Mr. Seward to Mr. Adams.
Sir: I have the honor to acknowledge the receipt of your despatch of January 21, which is accompanied by a copy of the note you addressed to Earl Russell on the 19th of that month in execution of the instructions conveyed in my despatch to you of the 20th of December last, No. 789.
[Page 132]Your proceedings thus reported to this department are fully approved.
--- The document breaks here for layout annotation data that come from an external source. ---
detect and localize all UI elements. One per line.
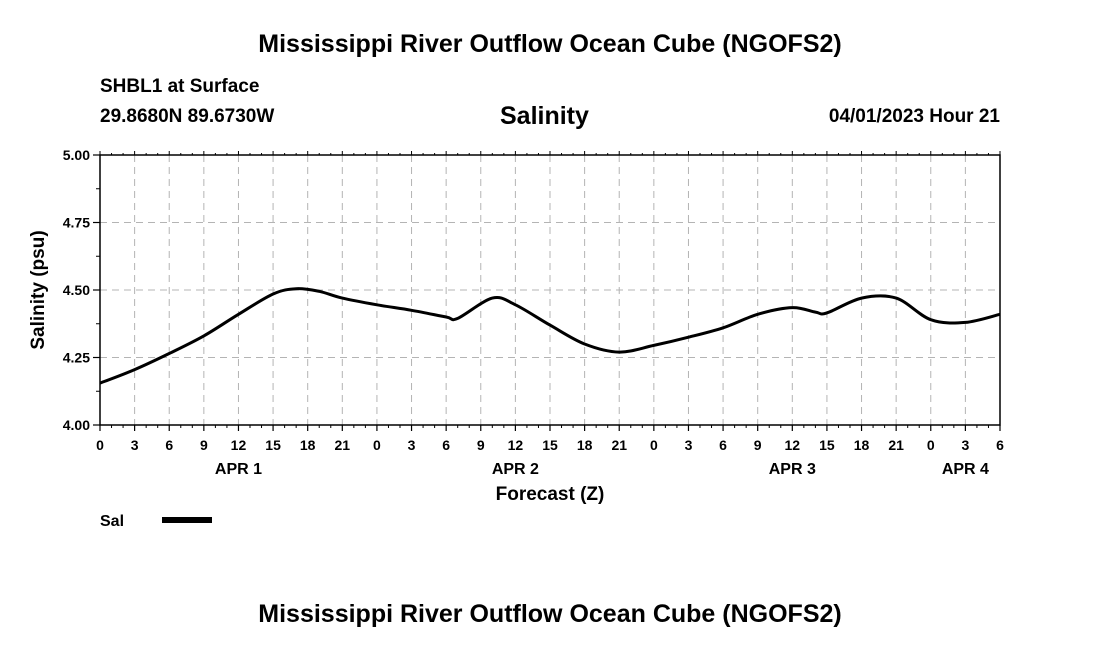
x-tick-label: 3 — [131, 437, 139, 453]
day-label: APR 3 — [769, 461, 816, 478]
y-tick-label: 5.00 — [63, 147, 90, 163]
x-tick-label: 21 — [335, 437, 351, 453]
x-tick-label: 18 — [854, 437, 870, 453]
x-tick-label: 6 — [442, 437, 450, 453]
y-tick-label: 4.75 — [63, 215, 90, 231]
day-labels: APR 1 APR 2 APR 3 APR 4 — [215, 461, 989, 478]
x-tick-label: 12 — [785, 437, 801, 453]
x-tick-label: 12 — [231, 437, 247, 453]
y-tick-label: 4.25 — [63, 350, 90, 366]
x-tick-label: 0 — [927, 437, 935, 453]
y-tick-labels: 4.00 4.25 4.50 4.75 5.00 — [63, 147, 90, 433]
y-axis-title: Salinity (psu) — [28, 230, 49, 349]
chart-main-title: Mississippi River Outflow Ocean Cube (NG… — [258, 30, 842, 58]
x-tick-label: 3 — [961, 437, 969, 453]
axis-ticks — [93, 151, 1001, 431]
y-tick-label: 4.00 — [63, 417, 90, 433]
day-label: APR 1 — [215, 461, 262, 478]
x-tick-label: 0 — [96, 437, 104, 453]
x-tick-label: 9 — [754, 437, 762, 453]
day-label: APR 4 — [942, 461, 989, 478]
x-tick-label: 15 — [265, 437, 281, 453]
x-tick-label: 15 — [542, 437, 558, 453]
station-coordinates: 29.8680N 89.6730W — [100, 106, 275, 127]
x-tick-label: 9 — [477, 437, 485, 453]
grid-lines — [99, 154, 1001, 426]
x-axis-title: Forecast (Z) — [496, 484, 605, 505]
x-tick-label: 18 — [577, 437, 593, 453]
legend-label: Sal — [100, 513, 124, 530]
x-tick-labels: 0 3 6 9 12 15 18 21 0 3 6 9 12 15 18 21 0 3 6 9 12 15 18 21 0 3 6 — [96, 437, 1004, 453]
x-tick-label: 15 — [819, 437, 835, 453]
x-tick-label: 21 — [611, 437, 627, 453]
x-tick-label: 3 — [408, 437, 416, 453]
x-tick-label: 6 — [719, 437, 727, 453]
x-tick-label: 18 — [300, 437, 316, 453]
station-label: SHBL1 at Surface — [100, 76, 260, 97]
x-tick-label: 6 — [165, 437, 173, 453]
footer-title: Mississippi River Outflow Ocean Cube (NG… — [258, 600, 842, 628]
x-tick-label: 21 — [888, 437, 904, 453]
x-tick-label: 9 — [200, 437, 208, 453]
x-tick-label: 6 — [996, 437, 1004, 453]
y-tick-label: 4.50 — [63, 282, 90, 298]
x-tick-label: 3 — [685, 437, 693, 453]
x-tick-label: 0 — [650, 437, 658, 453]
forecast-timestamp: 04/01/2023 Hour 21 — [828, 106, 1000, 127]
variable-title: Salinity — [500, 102, 589, 130]
x-tick-label: 0 — [373, 437, 381, 453]
salinity-series-line — [99, 287, 1001, 385]
day-label: APR 2 — [492, 461, 539, 478]
x-tick-label: 12 — [508, 437, 524, 453]
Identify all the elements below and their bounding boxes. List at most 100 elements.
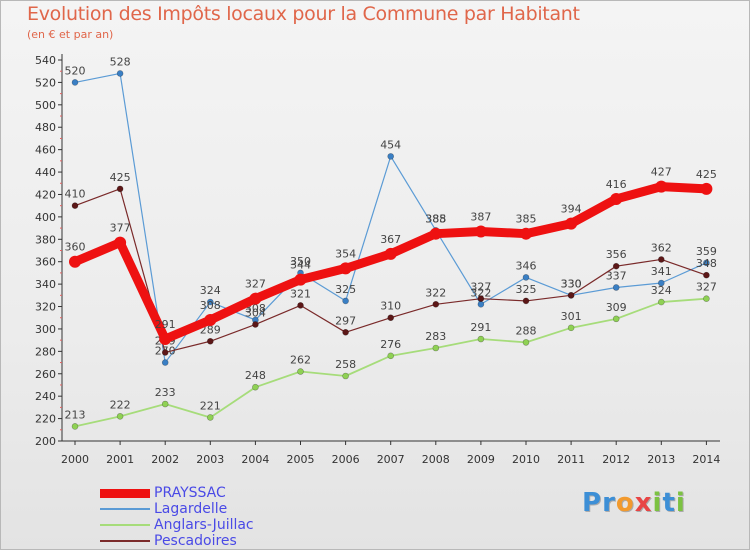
legend-item: Anglars-Juillac <box>100 517 254 533</box>
data-label-lagardelle: 330 <box>561 277 582 290</box>
x-tick-label: 2007 <box>377 453 405 466</box>
y-tick-label: 280 <box>35 345 56 358</box>
data-label-pescadoires: 410 <box>65 188 86 201</box>
legend-item: PRAYSSAC <box>100 485 254 501</box>
data-point-lagardelle <box>161 359 169 366</box>
data-label-lagardelle: 341 <box>651 265 672 278</box>
data-point-anglars-juillac <box>432 344 440 352</box>
data-label-prayssac: 425 <box>696 168 717 181</box>
legend-item: Lagardelle <box>100 501 254 517</box>
x-tick-label: 2005 <box>287 453 315 466</box>
data-point-lagardelle <box>477 300 485 308</box>
y-tick-label: 300 <box>35 323 56 336</box>
data-label-lagardelle: 324 <box>200 284 221 297</box>
data-point-pescadoires <box>657 256 665 263</box>
legend-label: Anglars-Juillac <box>154 517 254 533</box>
data-point-anglars-juillac <box>703 295 710 302</box>
data-label-pescadoires: 304 <box>245 306 266 319</box>
y-tick-label: 520 <box>35 76 56 89</box>
legend-swatch <box>100 540 150 542</box>
x-tick-label: 2011 <box>557 453 585 466</box>
data-point-pescadoires <box>342 329 349 336</box>
data-label-prayssac: 327 <box>245 278 266 291</box>
data-label-prayssac: 394 <box>561 203 582 216</box>
data-label-anglars-juillac: 262 <box>290 354 311 367</box>
chart-legend: PRAYSSAC Lagardelle Anglars-Juillac Pescado… <box>100 485 254 549</box>
data-point-anglars-juillac <box>522 339 530 346</box>
data-label-prayssac: 308 <box>200 299 221 312</box>
data-label-anglars-juillac: 283 <box>425 330 446 343</box>
y-tick-label: 320 <box>35 301 56 314</box>
data-point-anglars-juillac <box>477 335 485 343</box>
data-point-anglars-juillac <box>657 298 665 306</box>
y-tick-label: 380 <box>35 233 56 246</box>
data-point-pescadoires <box>207 337 214 345</box>
data-label-lagardelle: 346 <box>516 259 537 272</box>
data-label-lagardelle: 322 <box>470 286 491 299</box>
data-label-prayssac: 360 <box>65 241 86 254</box>
legend-item: Pescadoires <box>100 533 254 549</box>
data-point-lagardelle <box>657 279 665 287</box>
data-label-anglars-juillac: 327 <box>696 281 717 294</box>
data-label-pescadoires: 348 <box>696 257 717 270</box>
data-label-prayssac: 385 <box>516 213 537 226</box>
x-tick-label: 2012 <box>602 453 630 466</box>
chart-title: Evolution des Impôts locaux pour la Comm… <box>27 3 580 25</box>
data-label-anglars-juillac: 233 <box>155 386 176 399</box>
data-point-anglars-juillac <box>207 414 214 421</box>
data-point-anglars-juillac <box>252 383 259 391</box>
data-label-prayssac: 387 <box>470 210 491 223</box>
data-point-prayssac <box>655 180 668 193</box>
data-point-pescadoires <box>612 262 620 270</box>
data-point-lagardelle <box>207 298 214 306</box>
data-label-anglars-juillac: 288 <box>516 324 537 337</box>
x-tick-label: 2003 <box>196 453 224 466</box>
data-label-lagardelle: 528 <box>110 55 131 68</box>
data-point-prayssac <box>159 333 172 346</box>
y-tick-label: 500 <box>35 99 56 112</box>
data-point-pescadoires <box>522 297 530 305</box>
data-point-prayssac <box>429 227 442 240</box>
logo-letter: r <box>602 488 616 518</box>
x-tick-label: 2004 <box>241 453 269 466</box>
data-point-anglars-juillac <box>161 400 169 408</box>
data-point-prayssac <box>204 313 217 326</box>
data-point-pescadoires <box>71 202 79 209</box>
x-tick-label: 2009 <box>467 453 495 466</box>
y-tick-label: 440 <box>35 166 56 179</box>
data-label-prayssac: 416 <box>606 178 627 191</box>
data-point-lagardelle <box>703 259 710 267</box>
data-point-prayssac <box>474 225 487 238</box>
data-point-lagardelle <box>116 70 124 77</box>
data-label-prayssac: 367 <box>380 233 401 246</box>
y-tick-label: 340 <box>35 278 56 291</box>
x-tick-label: 2014 <box>692 453 720 466</box>
data-label-anglars-juillac: 222 <box>110 398 131 411</box>
data-point-prayssac <box>565 217 578 230</box>
data-point-prayssac <box>294 273 307 286</box>
data-label-pescadoires: 356 <box>606 248 627 261</box>
data-point-anglars-juillac <box>116 413 124 420</box>
data-label-prayssac: 377 <box>110 222 131 235</box>
data-label-anglars-juillac: 301 <box>561 310 582 323</box>
data-point-pescadoires <box>432 300 440 308</box>
y-tick-label: 220 <box>35 413 56 426</box>
logo-letter: P <box>582 488 603 518</box>
data-point-prayssac <box>249 292 262 305</box>
data-label-prayssac: 344 <box>290 259 311 272</box>
data-label-pescadoires: 325 <box>516 283 537 296</box>
data-point-pescadoires <box>387 314 395 322</box>
data-label-pescadoires: 330 <box>561 277 582 290</box>
data-label-lagardelle: 454 <box>380 138 401 151</box>
data-label-lagardelle: 350 <box>290 255 311 268</box>
data-point-anglars-juillac <box>71 423 79 430</box>
data-point-pescadoires <box>297 302 304 309</box>
data-point-lagardelle <box>342 297 349 305</box>
data-point-lagardelle <box>387 153 395 160</box>
x-tick-label: 2001 <box>106 453 134 466</box>
y-tick-label: 540 <box>35 54 56 67</box>
data-point-pescadoires <box>477 295 485 302</box>
y-tick-label: 420 <box>35 188 56 201</box>
data-label-pescadoires: 327 <box>470 281 491 294</box>
data-point-prayssac <box>520 227 532 240</box>
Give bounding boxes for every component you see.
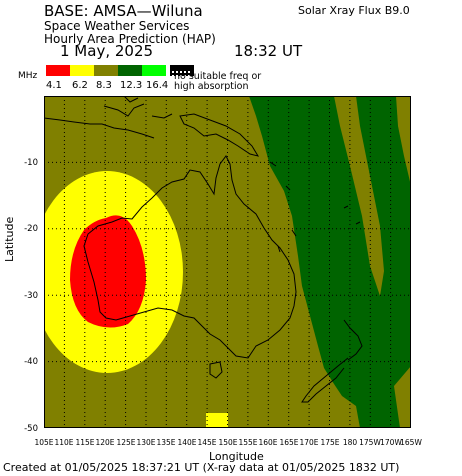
x-tick-label: 120E: [95, 438, 115, 447]
legend-label-4: 12.3: [120, 80, 143, 91]
olive-stripe-1: [334, 96, 384, 296]
olive-stripe-2: [396, 96, 411, 186]
x-tick-label: 180: [342, 438, 358, 447]
prediction-time: 18:32 UT: [234, 42, 303, 60]
x-tick-label: 170W: [380, 438, 402, 447]
legend-label-2: 6.2: [72, 80, 88, 91]
x-tick-label: 130E: [136, 438, 156, 447]
x-tick-label: 115E: [75, 438, 95, 447]
y-tick-label: -10: [24, 158, 38, 168]
hap-map: [44, 96, 411, 428]
legend-swatch-3: [94, 65, 118, 76]
product-name: Hourly Area Prediction (HAP): [44, 32, 216, 46]
legend-unit: MHz: [18, 71, 38, 81]
x-tick-label: 160E: [258, 438, 278, 447]
no-suitable-freq-note: no suitable freq or high absorption: [174, 71, 262, 93]
base-station-title: BASE: AMSA—Wiluna: [44, 2, 203, 20]
x-tick-label: 155E: [238, 438, 258, 447]
pacific-islands-outline: [269, 161, 361, 253]
legend-label-3: 8.3: [96, 80, 112, 91]
legend-swatch-5: [142, 65, 166, 76]
legend-swatch-2: [70, 65, 94, 76]
y-tick-label: -20: [24, 224, 38, 234]
yellow-patch-south: [206, 413, 228, 428]
x-tick-label: 105E: [34, 438, 54, 447]
legend-label-1: 4.1: [46, 80, 62, 91]
no-suitable-freq-pattern-icon: [170, 65, 194, 77]
x-tick-label: 110E: [54, 438, 74, 447]
x-tick-label: 175W: [359, 438, 381, 447]
y-tick-label: -40: [24, 357, 38, 367]
service-name: Space Weather Services: [44, 19, 190, 33]
red-zone: [70, 215, 146, 328]
created-timestamp: Created at 01/05/2025 18:37:21 UT (X-ray…: [3, 461, 400, 474]
map-grid: [44, 96, 411, 428]
x-tick-label: 125E: [116, 438, 136, 447]
y-tick-label: -50: [24, 424, 38, 434]
legend-swatch-1: [46, 65, 70, 76]
x-axis-label: Longitude: [209, 450, 264, 463]
new-guinea-outline: [179, 113, 260, 157]
x-tick-label: 150E: [218, 438, 238, 447]
map-frame: [44, 96, 411, 428]
x-tick-label: 135E: [156, 438, 176, 447]
legend-swatch-4: [118, 65, 142, 76]
solar-xray-flux: Solar Xray Flux B9.0: [298, 4, 410, 17]
x-tick-label: 170E: [299, 438, 319, 447]
x-tick-label: 145E: [197, 438, 217, 447]
australia-coastline: [83, 155, 297, 359]
tasmania-outline: [209, 361, 223, 379]
x-tick-label: 165E: [279, 438, 299, 447]
olive-stripe-3: [394, 366, 411, 428]
x-tick-label: 175E: [320, 438, 340, 447]
x-tick-label: 165W: [400, 438, 422, 447]
y-tick-label: -30: [24, 291, 38, 301]
x-tick-label: 140E: [177, 438, 197, 447]
indonesia-islands-outline: [44, 96, 173, 139]
prediction-date: 1 May, 2025: [60, 42, 154, 60]
legend-label-5: 16.4: [146, 80, 169, 91]
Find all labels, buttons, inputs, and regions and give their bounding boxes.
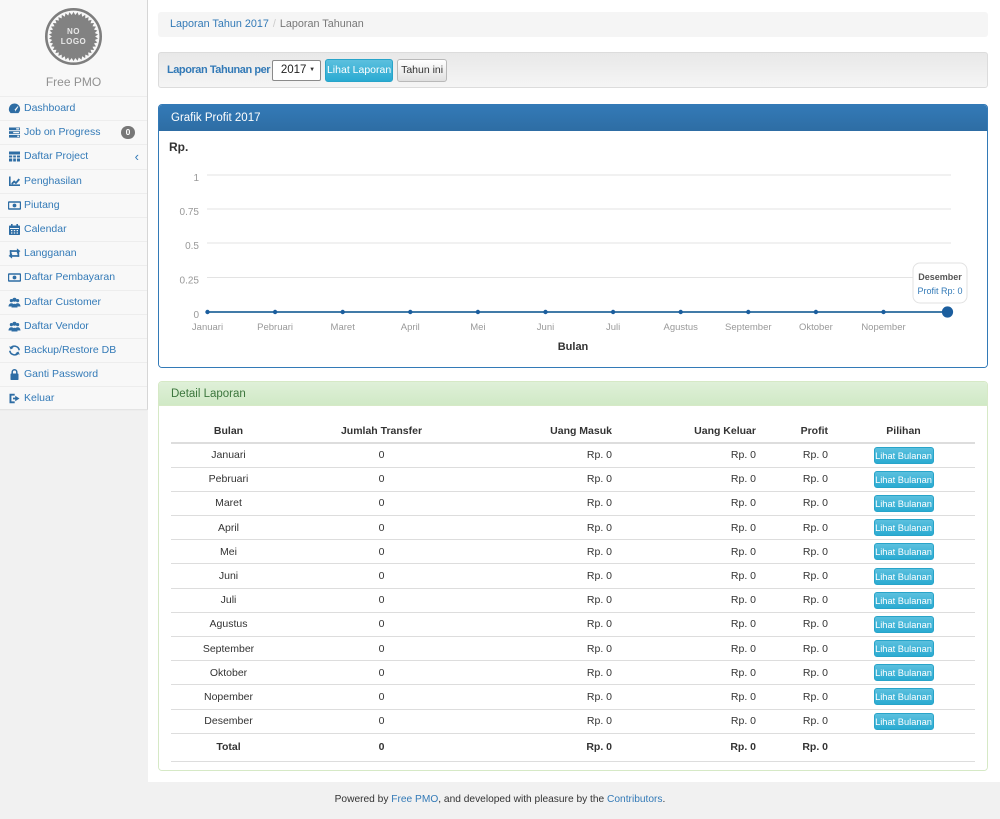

With reference to the Canadian reciprocity question, you are authorized to say that nothing could be more foreign from the purpose or the desire of the President than to hold up the difficulties which are arising in regard to that question with any view of mere demonstration. Discontent with the operation of that treaty, the argument of the need to economize revenue, the soreness produced by the co-operation of British subjects in the British islands, and more especially of British subjects in the provinces adjacent to the United States in the slave insurrection, have had the effect to bring on legislative agitation of the question which the President would willingly have averted until a later and more convenient season. Every day opposition to the treaty seems to be gaining strength. I have been less free and full in my explanations to you on this subject than I have in my communications with Lord Lyons, for the reason that his presence here would enable him to weigh such representations as I have found it necessary to make with more candor than I could expect for them at London. I think his lordship will have prepared the way for your representations on the subject to Earl Russell. It is not, however, my purpose to control your action upon the subject, or to limit you in the exercise of your discretion as to the time and manner in which they shall be made.
I am, sir, your obedient servant,
Charles Francis Adams, Esq., &c., &c., London.